Our models demonstrated promising results with high accuracy in classifying user ratings. The SVM model, in particular, achieved an impressive accuracy of 99%, followed closely by the Random Forest model at 97%. Logistic regression also showed strong performance, achieving an accuracy of 95%. These high accuracy scores are encouraging, indicating the potential of these models for real-world sentiment analysis tasks.

Despite these favorable results, there is still room for improvement and further evaluation. Future work could focus on the following areas:
- **Larger Datasets:** Expanding the dataset with a more extensive and diverse collection of reviews could enhance the models' generalization capabilities.

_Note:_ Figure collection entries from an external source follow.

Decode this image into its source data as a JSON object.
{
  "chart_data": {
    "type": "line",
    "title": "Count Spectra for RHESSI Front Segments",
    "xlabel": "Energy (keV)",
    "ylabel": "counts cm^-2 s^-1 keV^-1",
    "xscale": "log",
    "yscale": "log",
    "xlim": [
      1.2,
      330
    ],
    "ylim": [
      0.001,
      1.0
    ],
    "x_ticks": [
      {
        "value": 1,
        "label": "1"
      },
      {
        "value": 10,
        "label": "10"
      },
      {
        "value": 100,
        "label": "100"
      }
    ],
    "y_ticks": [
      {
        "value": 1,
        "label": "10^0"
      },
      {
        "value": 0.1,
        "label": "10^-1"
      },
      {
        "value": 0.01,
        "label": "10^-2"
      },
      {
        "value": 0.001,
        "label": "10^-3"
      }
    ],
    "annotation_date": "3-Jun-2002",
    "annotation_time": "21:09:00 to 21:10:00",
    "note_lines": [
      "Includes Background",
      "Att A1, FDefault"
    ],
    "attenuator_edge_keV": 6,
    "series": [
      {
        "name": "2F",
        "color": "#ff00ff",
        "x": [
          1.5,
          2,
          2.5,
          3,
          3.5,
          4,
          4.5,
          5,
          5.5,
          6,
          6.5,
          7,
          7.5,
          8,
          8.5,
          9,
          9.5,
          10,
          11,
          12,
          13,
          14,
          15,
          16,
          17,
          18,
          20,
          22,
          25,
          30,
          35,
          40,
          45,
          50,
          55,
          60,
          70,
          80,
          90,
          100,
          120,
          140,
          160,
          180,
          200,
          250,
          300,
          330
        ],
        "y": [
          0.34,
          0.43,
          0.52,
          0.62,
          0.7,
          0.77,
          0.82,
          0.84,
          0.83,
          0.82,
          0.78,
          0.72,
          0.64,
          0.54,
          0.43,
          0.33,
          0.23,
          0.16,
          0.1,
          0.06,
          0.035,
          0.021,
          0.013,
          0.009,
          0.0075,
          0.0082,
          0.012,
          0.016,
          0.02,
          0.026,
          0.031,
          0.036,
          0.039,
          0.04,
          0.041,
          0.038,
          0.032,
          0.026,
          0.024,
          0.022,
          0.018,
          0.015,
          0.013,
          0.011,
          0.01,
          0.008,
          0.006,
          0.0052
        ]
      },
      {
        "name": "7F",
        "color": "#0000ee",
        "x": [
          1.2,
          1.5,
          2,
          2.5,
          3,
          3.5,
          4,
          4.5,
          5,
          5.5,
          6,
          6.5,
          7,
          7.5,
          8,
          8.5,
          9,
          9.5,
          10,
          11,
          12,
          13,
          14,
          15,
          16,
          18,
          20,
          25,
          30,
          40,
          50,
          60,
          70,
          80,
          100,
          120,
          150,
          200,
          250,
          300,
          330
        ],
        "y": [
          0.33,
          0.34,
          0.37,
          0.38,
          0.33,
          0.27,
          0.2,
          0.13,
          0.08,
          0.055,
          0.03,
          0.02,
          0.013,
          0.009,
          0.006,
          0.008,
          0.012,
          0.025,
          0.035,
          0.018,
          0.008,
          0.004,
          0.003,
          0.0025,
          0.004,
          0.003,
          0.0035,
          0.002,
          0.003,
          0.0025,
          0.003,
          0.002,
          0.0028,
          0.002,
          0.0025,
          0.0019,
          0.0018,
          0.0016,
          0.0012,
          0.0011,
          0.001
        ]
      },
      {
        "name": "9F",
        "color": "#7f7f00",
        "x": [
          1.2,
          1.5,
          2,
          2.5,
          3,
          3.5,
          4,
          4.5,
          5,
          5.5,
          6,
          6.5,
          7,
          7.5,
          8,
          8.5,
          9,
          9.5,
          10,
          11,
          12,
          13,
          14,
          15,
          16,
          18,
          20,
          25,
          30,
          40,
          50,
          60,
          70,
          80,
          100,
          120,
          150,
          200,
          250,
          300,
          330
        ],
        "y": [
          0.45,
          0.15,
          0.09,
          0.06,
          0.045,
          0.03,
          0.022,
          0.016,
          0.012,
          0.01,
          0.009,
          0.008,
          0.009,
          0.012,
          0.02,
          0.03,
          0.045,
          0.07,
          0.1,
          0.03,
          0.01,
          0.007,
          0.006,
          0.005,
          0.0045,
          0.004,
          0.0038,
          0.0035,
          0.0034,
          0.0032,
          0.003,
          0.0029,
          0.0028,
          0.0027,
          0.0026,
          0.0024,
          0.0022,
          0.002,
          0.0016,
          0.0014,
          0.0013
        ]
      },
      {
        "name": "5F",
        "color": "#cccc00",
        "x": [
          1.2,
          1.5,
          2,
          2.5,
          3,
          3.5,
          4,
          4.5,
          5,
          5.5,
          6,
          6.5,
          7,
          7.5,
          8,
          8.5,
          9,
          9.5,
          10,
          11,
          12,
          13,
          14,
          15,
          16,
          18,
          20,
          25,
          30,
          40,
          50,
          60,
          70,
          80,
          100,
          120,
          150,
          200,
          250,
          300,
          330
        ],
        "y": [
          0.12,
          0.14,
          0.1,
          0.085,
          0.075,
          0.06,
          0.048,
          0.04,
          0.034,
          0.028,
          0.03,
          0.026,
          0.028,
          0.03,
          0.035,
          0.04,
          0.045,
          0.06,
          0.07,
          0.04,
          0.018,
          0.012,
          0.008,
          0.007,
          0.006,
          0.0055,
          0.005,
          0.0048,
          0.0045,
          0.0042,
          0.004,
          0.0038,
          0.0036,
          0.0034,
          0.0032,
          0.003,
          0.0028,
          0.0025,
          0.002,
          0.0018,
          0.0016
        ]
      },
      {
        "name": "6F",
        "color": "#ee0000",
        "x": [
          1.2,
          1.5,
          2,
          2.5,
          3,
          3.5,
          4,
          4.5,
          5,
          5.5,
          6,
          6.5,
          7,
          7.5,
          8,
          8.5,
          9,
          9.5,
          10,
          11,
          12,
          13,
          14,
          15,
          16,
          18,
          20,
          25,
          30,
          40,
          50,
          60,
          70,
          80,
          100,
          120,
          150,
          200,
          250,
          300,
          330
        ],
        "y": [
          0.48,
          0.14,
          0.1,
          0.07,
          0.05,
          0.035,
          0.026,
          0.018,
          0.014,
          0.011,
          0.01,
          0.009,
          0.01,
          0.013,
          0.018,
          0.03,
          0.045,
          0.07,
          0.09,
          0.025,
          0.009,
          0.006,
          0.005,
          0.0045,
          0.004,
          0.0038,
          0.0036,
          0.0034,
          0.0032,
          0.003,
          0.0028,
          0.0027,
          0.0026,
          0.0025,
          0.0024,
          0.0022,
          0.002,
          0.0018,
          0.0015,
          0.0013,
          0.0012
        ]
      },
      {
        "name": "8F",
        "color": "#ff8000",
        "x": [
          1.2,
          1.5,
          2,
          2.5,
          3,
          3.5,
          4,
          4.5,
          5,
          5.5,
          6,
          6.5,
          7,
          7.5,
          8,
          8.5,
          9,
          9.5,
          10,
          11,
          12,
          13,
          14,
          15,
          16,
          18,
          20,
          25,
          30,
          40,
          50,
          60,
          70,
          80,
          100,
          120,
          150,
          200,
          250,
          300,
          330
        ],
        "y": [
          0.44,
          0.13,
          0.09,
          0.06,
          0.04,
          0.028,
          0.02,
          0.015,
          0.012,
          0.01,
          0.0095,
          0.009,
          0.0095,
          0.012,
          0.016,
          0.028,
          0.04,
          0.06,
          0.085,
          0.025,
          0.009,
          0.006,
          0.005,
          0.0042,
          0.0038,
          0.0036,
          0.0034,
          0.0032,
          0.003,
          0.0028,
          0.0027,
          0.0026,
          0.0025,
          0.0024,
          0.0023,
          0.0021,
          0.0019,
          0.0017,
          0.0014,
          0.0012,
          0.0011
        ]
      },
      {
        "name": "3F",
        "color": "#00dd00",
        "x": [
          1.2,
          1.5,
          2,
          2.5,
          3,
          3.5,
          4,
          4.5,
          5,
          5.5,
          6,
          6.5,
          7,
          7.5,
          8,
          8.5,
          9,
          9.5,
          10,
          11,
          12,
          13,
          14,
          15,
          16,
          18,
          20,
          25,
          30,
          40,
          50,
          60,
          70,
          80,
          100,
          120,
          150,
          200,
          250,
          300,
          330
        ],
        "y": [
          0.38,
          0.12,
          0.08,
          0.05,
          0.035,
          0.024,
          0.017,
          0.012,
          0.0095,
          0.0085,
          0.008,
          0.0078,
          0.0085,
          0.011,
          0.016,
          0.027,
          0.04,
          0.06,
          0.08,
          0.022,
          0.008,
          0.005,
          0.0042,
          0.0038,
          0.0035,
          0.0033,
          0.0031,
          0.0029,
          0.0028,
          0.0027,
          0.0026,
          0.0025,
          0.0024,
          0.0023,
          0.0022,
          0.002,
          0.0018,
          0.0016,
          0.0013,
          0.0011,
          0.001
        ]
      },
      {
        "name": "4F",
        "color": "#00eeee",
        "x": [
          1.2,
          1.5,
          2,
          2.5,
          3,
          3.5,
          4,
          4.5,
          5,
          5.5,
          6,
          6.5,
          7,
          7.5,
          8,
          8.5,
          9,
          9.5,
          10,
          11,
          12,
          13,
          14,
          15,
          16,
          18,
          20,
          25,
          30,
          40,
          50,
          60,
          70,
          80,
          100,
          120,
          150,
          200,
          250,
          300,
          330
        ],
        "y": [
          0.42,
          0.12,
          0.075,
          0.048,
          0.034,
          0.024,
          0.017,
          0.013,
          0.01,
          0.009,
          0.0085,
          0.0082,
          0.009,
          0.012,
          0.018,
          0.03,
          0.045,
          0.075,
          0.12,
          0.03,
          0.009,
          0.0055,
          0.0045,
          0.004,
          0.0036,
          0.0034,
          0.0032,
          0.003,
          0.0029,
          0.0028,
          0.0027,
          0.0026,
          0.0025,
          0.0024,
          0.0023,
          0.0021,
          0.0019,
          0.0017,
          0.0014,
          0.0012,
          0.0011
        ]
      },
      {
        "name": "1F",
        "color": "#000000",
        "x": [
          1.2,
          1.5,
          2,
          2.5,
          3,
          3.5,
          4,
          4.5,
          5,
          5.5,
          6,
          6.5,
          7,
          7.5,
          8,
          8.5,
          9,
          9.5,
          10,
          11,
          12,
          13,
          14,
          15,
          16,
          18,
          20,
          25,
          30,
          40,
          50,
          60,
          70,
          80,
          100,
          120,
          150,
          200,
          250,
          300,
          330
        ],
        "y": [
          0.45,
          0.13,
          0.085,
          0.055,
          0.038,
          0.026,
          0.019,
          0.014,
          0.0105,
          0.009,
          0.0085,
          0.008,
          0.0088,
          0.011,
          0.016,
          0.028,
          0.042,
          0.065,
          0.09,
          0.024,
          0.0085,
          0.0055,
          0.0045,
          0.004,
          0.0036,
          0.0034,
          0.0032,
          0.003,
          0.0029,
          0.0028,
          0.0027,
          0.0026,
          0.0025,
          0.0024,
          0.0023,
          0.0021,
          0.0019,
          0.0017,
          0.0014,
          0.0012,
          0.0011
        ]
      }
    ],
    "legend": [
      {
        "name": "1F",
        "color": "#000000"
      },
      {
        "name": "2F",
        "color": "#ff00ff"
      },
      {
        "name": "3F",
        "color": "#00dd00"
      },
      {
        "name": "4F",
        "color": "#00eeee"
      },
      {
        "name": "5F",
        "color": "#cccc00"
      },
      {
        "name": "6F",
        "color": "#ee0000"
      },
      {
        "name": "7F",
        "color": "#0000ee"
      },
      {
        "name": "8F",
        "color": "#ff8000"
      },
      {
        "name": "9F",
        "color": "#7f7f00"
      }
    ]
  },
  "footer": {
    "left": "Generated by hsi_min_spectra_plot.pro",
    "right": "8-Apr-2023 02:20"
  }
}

- **Hyperparameter Tuning:** Further fine-tuning of hyperparameters could potentially improve the models' performance and robustness.
- **Real-world Testing:** Evaluating the models with real-world user reviews and monitoring their performance in production environments is essential to ensure their effectiveness.

In conclusion, our sentiment analysis models have shown strong potential for predicting user ratings based on product reviews. However, ongoing refinement and testing are necessary to achieve the highest level of accuracy and reliability in sentiment analysis tasks.